いつまでも加入時と同じプランで生命保険に加入し続けていると、 いざというときに必要な保障を受けられなくなるかもしれません。 そのため、生命保険を見直す明確なタイミングを知っておくことは大切です。
生命保険を見直すタイミングとして、以下の4つが挙げられます。
生命保険を見直すタイミング
・ライフステージが変化したとき
・保険料が高いと感じたとき
・保険を更新するとき
・3年に一度を目安に
これらのタイミングを意識しておけば、 年月が経過しても適切な備えを用意し続けられるようになるでしょう。 ここからは、生命保険を見直すタイミングについて詳しく説明します。
ライフステージが変化したとき
1つ目のタイミングは、 ライフステージが変化したときが挙げられます。 具体的には、以下のようなイベントが考えられます。
- 就職
- 結婚
- 転職
- 妊娠
- 出産
- 離婚
- 住宅の購入
- 子供の独立
- 定年退職
ライフステージが変化すると、収入や支出、家族構成、住宅環境などの変化が起こります。 家族が増えればそれだけ保障を手厚くする必要性が高くなりますし、 住宅を購入して団体信用保険に加入すれば、死亡保障を見直す必要があるでしょう。

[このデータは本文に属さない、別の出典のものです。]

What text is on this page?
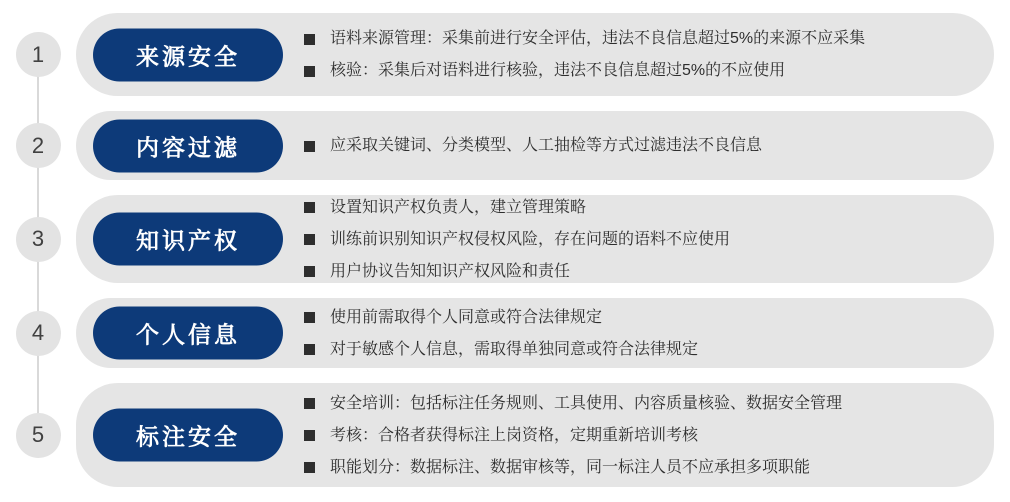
1	来源安全
语料来源管理：采集前进行安全评估，违法不良信息超过5%的来源不应采集
核验：采集后对语料进行核验，违法不良信息超过5%的不应使用
2	内容过滤	应采取关键词、分类模型、人工抽检等方式过滤违法不良信息
3	知识产权
设置知识产权负责人，建立管理策略
训练前识别知识产权侵权风险，存在问题的语料不应使用
用户协议告知知识产权风险和责任
4	个人信息
使用前需取得个人同意或符合法律规定
对于敏感个人信息，需取得单独同意或符合法律规定
5	标注安全
安全培训：包括标注任务规则、工具使用、内容质量核验、数据安全管理
考核：合格者获得标注上岗资格，定期重新培训考核
职能划分：数据标注、数据审核等，同一标注人员不应承担多项职能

また子供が独立すると、教育費や養育費の負担がなくなる一方で、自分たち夫婦の老後保障について考える必要が出てきます。
今後どのようなライフステージの変化が起こるかを想定しておけば、生命保険を見直す計画が立てやすくなるでしょう。
保険料が高いと感じたとき
2つ目は、保険料が高いと感じたときです。月々支払う保険料が高いと感じている場合、保険料が家計を圧迫している可能性が考えられます。
「もう少しで更新の時期が来るから、その時に保険を見直そう」と思う人もいるでしょう。しかし、保険料の支払いが負担で生活に影響が出ているのであれば、更新の時期を待たずに見直したほうがよいかもしれません。
万が一の際にご自身や家族が安心できる生活を続けるための生命保険なのに、保険料が負担で現在の生活を圧迫していては本末転倒です。
収入と支出のバランスを見ながら、 負担なく保障を維持できる保険料はどれくらいなのかをよく考えておきましょう。
保険を更新するとき
3つ目は、保険を更新するときです。
更新型の生命保険に加入している場合、更新時期が近づくと、 保険会社から「生命保険の更新手続きのお知らせ」が届きます。一般的に、更新後は更新時の年齢で保険料が再計算されるため、年齢を重ねた分保険料が上がる方がほとんどでしょう。
そのため、更新後の保険料と家計のバランス、また更新時の家族構成に適した保障内容になっているかを確認する必要があります。
3年に一度を目安に
ここまで紹介した事象が起きなかったとしても、 3年に一度は生命保険を見直すことをおすすめします。
「大きなライフイベントが起こらないから」や「すでに手厚い保障を用意しているから大丈夫」といった理由で、 生命保険を見直さない人もいるようですが、実際に見直してみると、 意外と保障が足りない部分や過剰に備えを用意している部分が見つかるケースもあります。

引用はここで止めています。